I learned that real writers write in the way that most encourages them to finish the work. I learned that we all have to figure out what works for us as individuals. No one else can tell us this, we have to find it on our own. Maybe this is why so many first novels end up in the bottom desk drawer or under the bed: these are the novels that teach us how we need to write. The process of floundering around and trying to figure out what works for you is bound to affect the quality of the writing, if not the story itself. But it's a process that must be experienced. It involves not only finding the way that works for you, but also learning to hold to it. It's working through this process that makes you a real writer. It's working through this process that gives you the courage to do what you need to do as a writer regardless of what others, particularly experienced writers, say.
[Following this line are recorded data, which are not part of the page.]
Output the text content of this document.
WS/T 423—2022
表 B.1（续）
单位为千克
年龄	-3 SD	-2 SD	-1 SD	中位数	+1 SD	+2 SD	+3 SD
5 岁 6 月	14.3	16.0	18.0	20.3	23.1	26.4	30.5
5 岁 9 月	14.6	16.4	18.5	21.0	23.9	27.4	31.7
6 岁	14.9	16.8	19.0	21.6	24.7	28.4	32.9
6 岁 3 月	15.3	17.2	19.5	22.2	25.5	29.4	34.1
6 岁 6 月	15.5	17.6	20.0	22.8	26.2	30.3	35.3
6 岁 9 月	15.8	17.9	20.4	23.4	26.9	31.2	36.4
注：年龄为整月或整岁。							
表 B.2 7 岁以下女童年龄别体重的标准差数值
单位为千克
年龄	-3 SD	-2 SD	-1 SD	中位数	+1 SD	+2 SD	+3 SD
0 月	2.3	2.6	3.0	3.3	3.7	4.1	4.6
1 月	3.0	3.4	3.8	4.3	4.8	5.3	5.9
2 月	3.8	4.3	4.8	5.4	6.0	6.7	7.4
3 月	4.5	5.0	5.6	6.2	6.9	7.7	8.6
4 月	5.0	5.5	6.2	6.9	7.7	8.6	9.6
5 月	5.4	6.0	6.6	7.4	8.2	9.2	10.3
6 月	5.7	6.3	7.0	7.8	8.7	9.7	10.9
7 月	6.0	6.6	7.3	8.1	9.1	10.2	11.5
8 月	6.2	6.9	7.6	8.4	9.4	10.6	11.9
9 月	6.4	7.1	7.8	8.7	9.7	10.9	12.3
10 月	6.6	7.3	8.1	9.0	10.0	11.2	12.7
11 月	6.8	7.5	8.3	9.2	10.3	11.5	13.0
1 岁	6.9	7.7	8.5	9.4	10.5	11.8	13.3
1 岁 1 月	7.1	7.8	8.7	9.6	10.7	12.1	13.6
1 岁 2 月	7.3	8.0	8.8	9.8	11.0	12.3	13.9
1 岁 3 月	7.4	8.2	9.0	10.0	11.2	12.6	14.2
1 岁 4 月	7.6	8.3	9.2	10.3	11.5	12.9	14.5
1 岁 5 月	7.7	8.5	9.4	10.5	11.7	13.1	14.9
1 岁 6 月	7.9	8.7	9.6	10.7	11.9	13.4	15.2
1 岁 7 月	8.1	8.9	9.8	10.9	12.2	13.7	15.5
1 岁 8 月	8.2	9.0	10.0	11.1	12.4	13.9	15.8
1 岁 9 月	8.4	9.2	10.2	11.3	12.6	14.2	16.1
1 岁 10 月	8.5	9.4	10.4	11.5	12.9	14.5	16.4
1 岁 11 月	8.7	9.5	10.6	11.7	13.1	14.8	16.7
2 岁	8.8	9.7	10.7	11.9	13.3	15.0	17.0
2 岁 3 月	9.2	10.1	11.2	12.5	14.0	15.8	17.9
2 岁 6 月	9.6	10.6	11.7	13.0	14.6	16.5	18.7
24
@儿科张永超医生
This doesn’t mean you don’t explore other options. We all grow, as people, as workers in our jobs, as a part of our families, and as writers. We learn of new ways of doing things we never even thought of before. If we shut these ways out because we've "always done it this way," we risk becoming stagnate, and no writer should be stagnate. Writers are explorers. We explore the world through words. By experimenting with new ways of writing, we discover new tools that aid us as writers. We learn. We grow. We revitalize ourselves and our writing.
How should you write? You should write in the way that fits you. Experiment until you find the way that gets you to a completed story or novel. Your learn whether or not your style of writing is influenced by length or genre or any of a number of other factors that come into play when writing. For example, I write my shorts from beginning to end, from first word to the last, without outlines or notes of any kind. This is known as an organic linear style. This is the way of writing that I thought, and was later told, made a person a real writer. But I can't write novels that way. To complete a novel, I write mostly in a linear structured style -- using outlines and notes to help me get to the end, with a lot of organic writing (world building and adjusting the plot as I write) thrown in. Occasionally, I even have to write novels in a non-linear fashion just so I keep moving forward on the novel without letting a scene hang me up. And I'm learning I have to be careful with how much world building I do and when I do it. Too soon or too much and I burn out, I don’t want to do it even though it's necessary to the continuity of my novel. I have to space the world building out to make it work for me and the story. That means there are a lot of times when I'm writing without any clue whether it will fit into the world I have made for it. But this is okay. That's part of what revision is for.
When it comes to your writing, you do what you have to do to get it done, just like anything else in life. You find your way, and you never let anyone convince you that you're wrong. As long as you finish the work, it's right for you. It's the way you should write.